Relación entre el ADN, el estrés y las emociones
El ADN se establece en el momento de nuestra concepción. Esta información genética es la herencia recibida de nuestros padres que no permanece inamovible sino que está sometido a influencias externas.
El estrés, los traumas y la exposición prolongada a radiaciones o sustancias nocivas, el estilo de vida pueden influir en la información del ADN.
Nuestra información genética son una serie de interruptores que pueden activarse o no en función de lo que nuestro organismo reciba del entorno.
Según Bruce Lipton autor de “La Biología de la Creencia”, los genes no controlan nuestra biología, sino que estos son controlados por factores externos a la célula, incluidos nuestros pensamientos y creencias.
Partiendo de esta idea, nuestro destino no estaría predeterminado de manera inmutable en el código del ADN. Todo aquello que suceda alrededor de la célula desempeñará un papel fundamental.
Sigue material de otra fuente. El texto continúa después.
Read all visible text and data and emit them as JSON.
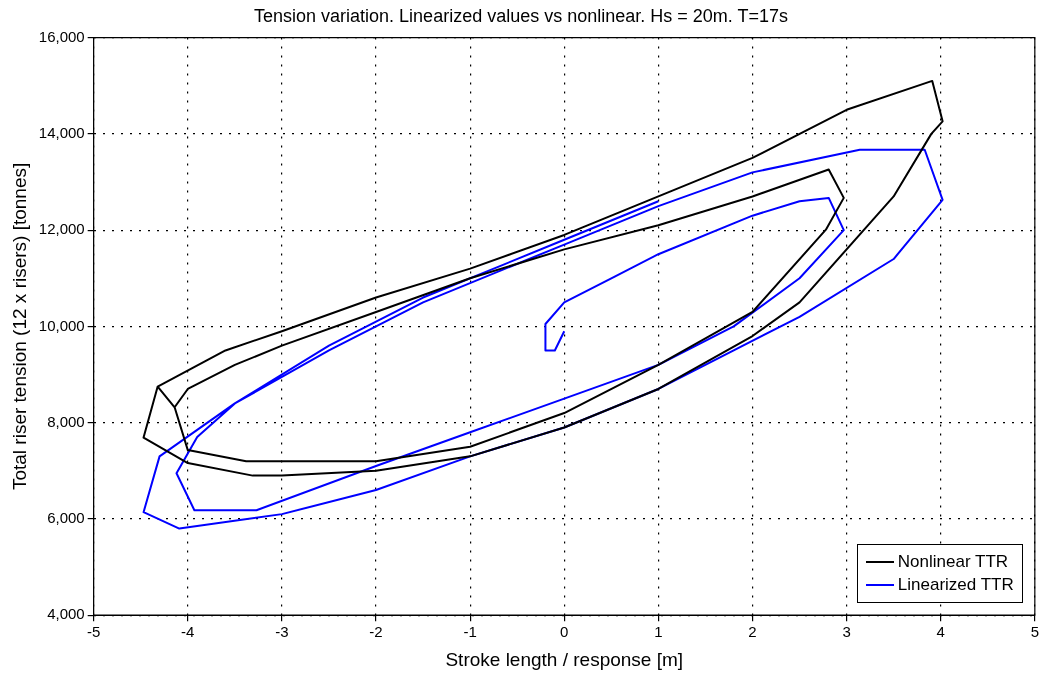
{
  "chart_data": {
    "type": "line",
    "title": "Tension variation. Linearized values vs nonlinear. Hs = 20m. T=17s",
    "xlabel": "Stroke length / response [m]",
    "ylabel": "Total riser tension (12 x risers) [tonnes]",
    "xlim": [
      -5,
      5
    ],
    "xticks": [
      -5,
      -4,
      -3,
      -2,
      -1,
      0,
      1,
      2,
      3,
      4,
      5
    ],
    "ylim": [
      4000,
      16000
    ],
    "yticks": [
      {
        "value": 4000,
        "label": "4,000"
      },
      {
        "value": 6000,
        "label": "6,000"
      },
      {
        "value": 8000,
        "label": "8,000"
      },
      {
        "value": 10000,
        "label": "10,000"
      },
      {
        "value": 12000,
        "label": "12,000"
      },
      {
        "value": 14000,
        "label": "14,000"
      },
      {
        "value": 16000,
        "label": "16,000"
      }
    ],
    "grid": true,
    "legend": "bottom right",
    "marker": "none",
    "line_style": "solid",
    "series": [
      {
        "name": "Nonlinear TTR",
        "color": "#000000",
        "x": [
          -4.14,
          -4.0,
          -3.38,
          -2,
          -1,
          0,
          1,
          2,
          2.78,
          2.97,
          2.81,
          2,
          1,
          0,
          -1,
          -2,
          -3,
          -3.5,
          -4.0,
          -4.14,
          -4.32,
          -4.47,
          -4.0,
          -3.31,
          -3.0,
          -2,
          -1,
          0,
          1,
          2,
          2.5,
          3.5,
          3.9,
          4.02,
          3.91,
          3,
          2,
          1,
          0,
          -1,
          -2,
          -3,
          -3.6,
          -4.32
        ],
        "values": [
          8320,
          7430,
          7200,
          7200,
          7500,
          8200,
          9200,
          10300,
          12010,
          12670,
          13260,
          12700,
          12100,
          11600,
          11000,
          10300,
          9600,
          9200,
          8700,
          8320,
          8750,
          7690,
          7160,
          6900,
          6900,
          7000,
          7300,
          7900,
          8700,
          9800,
          10500,
          12700,
          14000,
          14260,
          15100,
          14500,
          13500,
          12700,
          11900,
          11200,
          10600,
          9900,
          9500,
          8750
        ]
      },
      {
        "name": "Linearized TTR",
        "color": "#0000ff",
        "x": [
          0.0,
          -0.1,
          -0.2,
          -0.2,
          0,
          0.5,
          1,
          2,
          2.5,
          2.81,
          2.97,
          2.5,
          1.8,
          1,
          0,
          -1,
          -2,
          -3.27,
          -3.93,
          -4.12,
          -3.9,
          -3.5,
          -2.5,
          -1.5,
          0,
          1,
          2,
          3.14,
          3.83,
          4.02,
          3.5,
          2.5,
          1,
          0,
          -1,
          -2,
          -3,
          -4.09,
          -4.47,
          -4.3,
          -3.5,
          -2.5,
          -1.5,
          0,
          1
        ],
        "values": [
          9900,
          9500,
          9500,
          10050,
          10500,
          11000,
          11500,
          12300,
          12600,
          12670,
          12000,
          11000,
          10000,
          9200,
          8500,
          7800,
          7100,
          6180,
          6180,
          6950,
          7700,
          8400,
          9500,
          10500,
          11700,
          12500,
          13200,
          13670,
          13670,
          12630,
          11400,
          10200,
          8700,
          7900,
          7300,
          6600,
          6100,
          5800,
          6140,
          7300,
          8400,
          9600,
          10600,
          11800,
          12600
        ]
      }
    ]
  }
}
Si bien es verdad que nada puede producirse en el interior de nuestro organismo a menos que previamente exista esa tendencia inscrita en los genes, nuestras células pueden escoger entre innumerables opciones para crear nuestro estado físico.
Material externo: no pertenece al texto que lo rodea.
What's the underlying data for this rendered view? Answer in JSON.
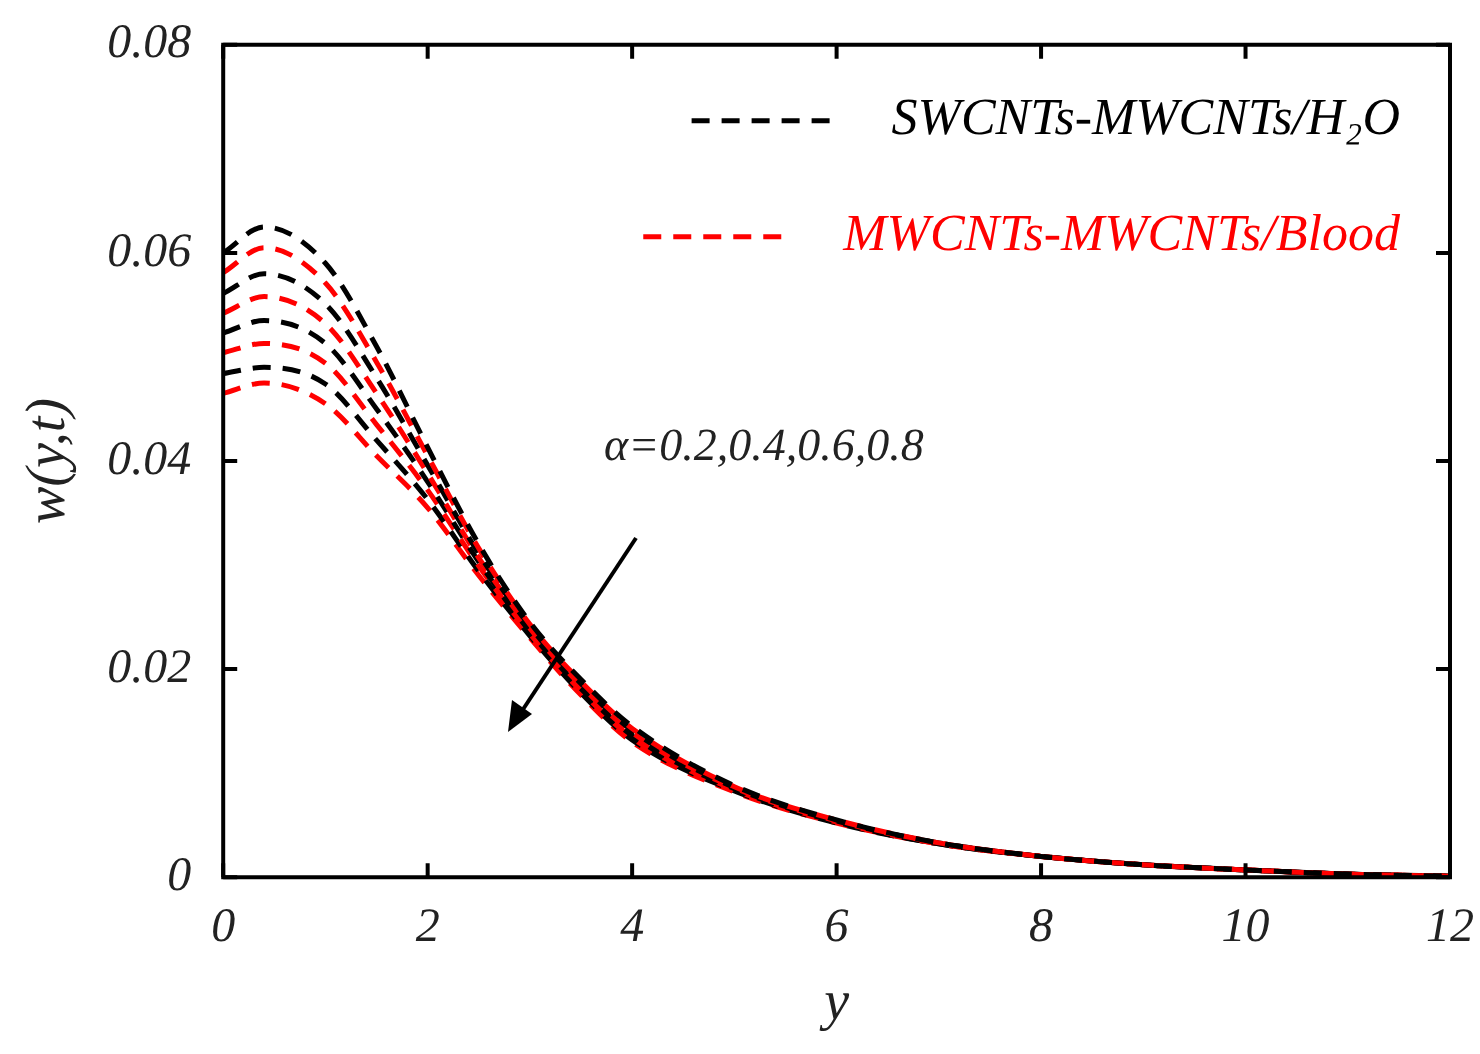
{
  "chart_data": {
    "type": "line",
    "xlabel": "y",
    "ylabel": "w(y,t)",
    "x": [
      0,
      0.4,
      1,
      1.5,
      2,
      2.5,
      3,
      3.5,
      4,
      5,
      6,
      7,
      8,
      9,
      10,
      11,
      12
    ],
    "xlim": [
      0,
      12
    ],
    "xticks": [
      0,
      2,
      4,
      6,
      8,
      10,
      12
    ],
    "ylim": [
      0,
      0.08
    ],
    "yticks": [
      0,
      0.02,
      0.04,
      0.06,
      0.08
    ],
    "legend": "top right",
    "marker": "none",
    "line_style": "dashed",
    "grid": false,
    "annotations": [
      "α=0.2,0.4,0.6,0.8"
    ],
    "series": [
      {
        "name": "SWCNTs-MWCNTs/H₂O",
        "color": "#000000",
        "values": [
          0.06,
          0.0625,
          0.059,
          0.051,
          0.0413,
          0.032,
          0.0245,
          0.019,
          0.0145,
          0.0088,
          0.0055,
          0.0033,
          0.002,
          0.0012,
          0.0007,
          0.0003,
          0.0001
        ]
      },
      {
        "name": "MWCNTs-MWCNTs/Blood",
        "color": "#ff0000",
        "values": [
          0.0581,
          0.0605,
          0.0571,
          0.0495,
          0.0405,
          0.0316,
          0.0243,
          0.0188,
          0.0143,
          0.0087,
          0.0055,
          0.0033,
          0.002,
          0.0012,
          0.0007,
          0.0003,
          0.0001
        ]
      },
      {
        "color": "#000000",
        "values": [
          0.0561,
          0.058,
          0.0551,
          0.048,
          0.0396,
          0.0311,
          0.0241,
          0.0186,
          0.0141,
          0.0086,
          0.0054,
          0.0033,
          0.002,
          0.0012,
          0.0007,
          0.0003,
          0.0001
        ]
      },
      {
        "color": "#ff0000",
        "values": [
          0.0542,
          0.0558,
          0.0532,
          0.0465,
          0.0388,
          0.0307,
          0.0239,
          0.0184,
          0.0139,
          0.0086,
          0.0054,
          0.0033,
          0.002,
          0.0012,
          0.0007,
          0.0003,
          0.0001
        ]
      },
      {
        "color": "#000000",
        "values": [
          0.0523,
          0.0535,
          0.0513,
          0.045,
          0.038,
          0.0303,
          0.0236,
          0.0181,
          0.0136,
          0.0085,
          0.0053,
          0.0032,
          0.002,
          0.0012,
          0.0007,
          0.0003,
          0.0001
        ]
      },
      {
        "color": "#ff0000",
        "values": [
          0.0504,
          0.0513,
          0.0494,
          0.0435,
          0.0372,
          0.0299,
          0.0234,
          0.0179,
          0.0134,
          0.0084,
          0.0053,
          0.0032,
          0.002,
          0.0012,
          0.0007,
          0.0003,
          0.0001
        ]
      },
      {
        "color": "#000000",
        "values": [
          0.0484,
          0.049,
          0.0474,
          0.042,
          0.0363,
          0.0294,
          0.0232,
          0.0177,
          0.0132,
          0.0083,
          0.0052,
          0.0032,
          0.002,
          0.0012,
          0.0007,
          0.0003,
          0.0001
        ]
      },
      {
        "color": "#ff0000",
        "values": [
          0.0465,
          0.0475,
          0.0455,
          0.0405,
          0.0355,
          0.029,
          0.023,
          0.0175,
          0.013,
          0.0082,
          0.0052,
          0.0032,
          0.002,
          0.0012,
          0.0007,
          0.0003,
          0.0001
        ]
      }
    ]
  }
}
Desde nuestra concepción, los estímulos y agentes externos pueden determinar nuestra salud del futuro.
Los cuidados de la madre durante la infancia, sobre todo los primeros meses de vida, pueden definir algunos rasgos genéticos sobre la manera en que el pequeño afrontará su edad adulta.
Según investigaciones realizadas, cuando una persona recibe cuidados y afecto durante la infancia, muestran un comportamiento más relajado y reaccionan de forma normal ante situaciones de estrés en su edad adulta.
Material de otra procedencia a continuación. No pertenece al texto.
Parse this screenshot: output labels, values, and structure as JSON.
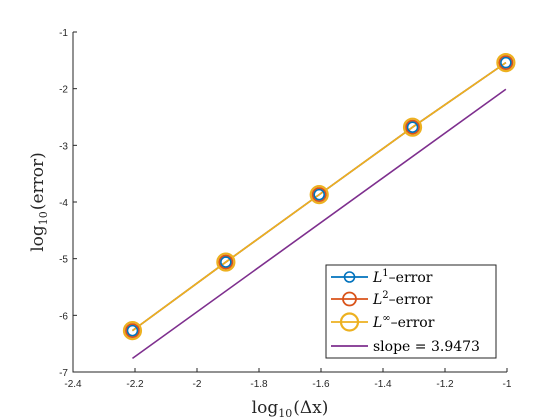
{
  "chart_data": {
    "type": "line",
    "xlabel_base": "log",
    "xlabel_sub": "10",
    "xlabel_arg": "(Δx)",
    "ylabel_base": "log",
    "ylabel_sub": "10",
    "ylabel_arg": "(error)",
    "xlim": [
      -2.4,
      -1
    ],
    "ylim": [
      -7,
      -1
    ],
    "xticks": [
      -2.4,
      -2.2,
      -2,
      -1.8,
      -1.6,
      -1.4,
      -1.2,
      -1
    ],
    "xtick_labels": [
      "-2.4",
      "-2.2",
      "-2",
      "-1.8",
      "-1.6",
      "-1.4",
      "-1.2",
      "-1"
    ],
    "yticks": [
      -7,
      -6,
      -5,
      -4,
      -3,
      -2,
      -1
    ],
    "ytick_labels": [
      "-7",
      "-6",
      "-5",
      "-4",
      "-3",
      "-2",
      "-1"
    ],
    "grid": false,
    "legend_position": "bottom-right",
    "series": [
      {
        "key": "l1",
        "name_base": "L",
        "name_sup": "1",
        "name_rest": "–error",
        "color": "#0072BD",
        "marker": "circle",
        "marker_size": "small",
        "x": [
          -2.2082,
          -1.9069,
          -1.6058,
          -1.3047,
          -1.0036
        ],
        "y": [
          -6.27,
          -5.06,
          -3.87,
          -2.68,
          -1.54
        ]
      },
      {
        "key": "l2",
        "name_base": "L",
        "name_sup": "2",
        "name_rest": "–error",
        "color": "#D95319",
        "marker": "circle",
        "marker_size": "medium",
        "x": [
          -2.2082,
          -1.9069,
          -1.6058,
          -1.3047,
          -1.0036
        ],
        "y": [
          -6.27,
          -5.06,
          -3.87,
          -2.68,
          -1.54
        ]
      },
      {
        "key": "linf",
        "name_base": "L",
        "name_sup": "∞",
        "name_rest": "–error",
        "color": "#EDB120",
        "marker": "circle",
        "marker_size": "large",
        "x": [
          -2.2082,
          -1.9069,
          -1.6058,
          -1.3047,
          -1.0036
        ],
        "y": [
          -6.27,
          -5.06,
          -3.87,
          -2.68,
          -1.54
        ]
      },
      {
        "key": "slope",
        "name_base": "slope = 3.9473",
        "name_sup": "",
        "name_rest": "",
        "color": "#7E2F8E",
        "marker": "none",
        "x": [
          -2.2082,
          -1.0036
        ],
        "y": [
          -6.76,
          -2.01
        ]
      }
    ]
  }
}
Contrariamente, los que no han percibido el mismo afecto o atención tienden a tolerar menos el estrés, mostrando más nerviosismo y menor capacidad para gestionar situaciones estresantes. Esta teoría no es nada descabellada, teniendo en cuenta que para casi todos nosotros, sentirnos protegidos nos aporta calma y seguridad.
El hipocampo es la región de nuestro cerebro que gestiona las emociones y por tanto donde se archiva toda nuestra experiencia desde la más tierna infancia. Pero, además, esta parte del cerebro juega un importante papel en la forma de reaccionar ante situaciones de estrés.
Para responder al estrés nuestro organismo moviliza sus fuentes energéticas para llevar a cabo la acción. Como resultado de ello, secretamos adrenalina y cortisol (hormonas del estrés). Cuando el peligro percibido ya ha pasado, las hormonas disminuyen, el organismo rehace sus reservas y pasa a estado de reposo.
Estas hormonas para cumplir su función de mensajeras deben unirse a los receptores (“cerraduras”) de las células para comunicarles lo que deben hacer.
Cuando las hormonas del estrés, se unen a los receptores adecuados, estos, como intermediarios pueden interactuar con el ADN de la célula y activar los genes implicados en la respuesta a la situación estresante.
Hay receptores por todo nuestro cuerpo y se activan los que son prioritarios en cada situación. Si tenemos que salir corriendo, la hormona del estrés acudirá prioritariamente a los receptores de los músculos de las piernas.
Cuando la situación estresante ha pasado y ya se ha liberado suficiente hormona, los receptores emiten la señal al ADN para que se desactiven los genes implicados.
Los cuidados de la madre a su hijo influyen en la actividad de un gen que produce receptores de cortisol. La presencia de mimos y atención permiten que el gen esté plenamente activo, ocupando su papel fundamental como “termostato” en el control de la respuesta al estrés. En el caso contrario, al permanecer inactivo, no hay ningún termostato que gradúe la respuesta, con lo cual se vive en un estado de constante estrés.